Friday, April 24, 2020

To CCS or not?

How do we significantly reduce greenhouse gas emissions before it’s too late?

Some say by carbon capture and storage (CCS), what is in essence the process of separating carbon dioxide (CO2) from the air, or from gases produced in electricity generation and industrial processes, then injecting the captured CO2 into geological rock formations typically located several kilometers underground? 
CCS technology features in a number of government and industry proposals. But it is still not on track and is in fact far behind where it will need to be within decades to meet the necessary targets for global emission reductions.
Part of the problem is how these technologies are still very much at the developmental stage, despite using them since the 1970s
“In terms of the actual efficiency of carbon capture, it’s not nearly as effective as people claim it is,” said Mark Jacobson, a professor of civil and environmental engineering at Stanford University. His research into two CCS projects, factoring in production and processing emissions, found they trapped only between 10-11 percent of net carbon emissions averaged over 20 years. “It’s never better to capture carbon than it is to use that money to replace coal or gas,” Jacobson said.
Questions also surround just how meaningfully CCS technologies are currently contributing to carbon emission reductions.
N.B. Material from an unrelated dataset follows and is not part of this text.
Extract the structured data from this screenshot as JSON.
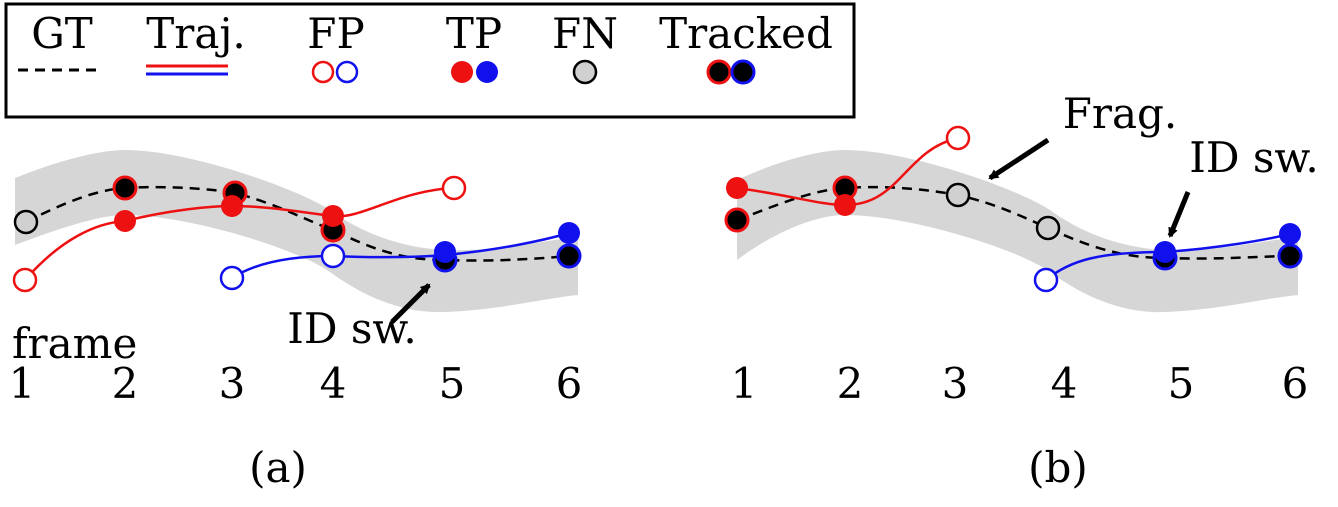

For example, CCS is being used to funnel CO2 back underground to stimulate oil fields that are running dry, in a process called enhanced oil recovery (EOR) — a way, say CCS critics, not so much of reversing course on global warming but of prolonging the life-blood of the fossil fuel industry. Strictly speaking, such technologies fall under the umbrella of carbon capture, utilization and storage, or CCUS.

“You have biofuels. Nuclear power. Coal and carbon capture. They all claim that they can do things, and all they need is another billion dollars to solve it,” said Jacobson. “It becomes a part of what people assume is working, whereas really, it’s just a pyramid scheme.”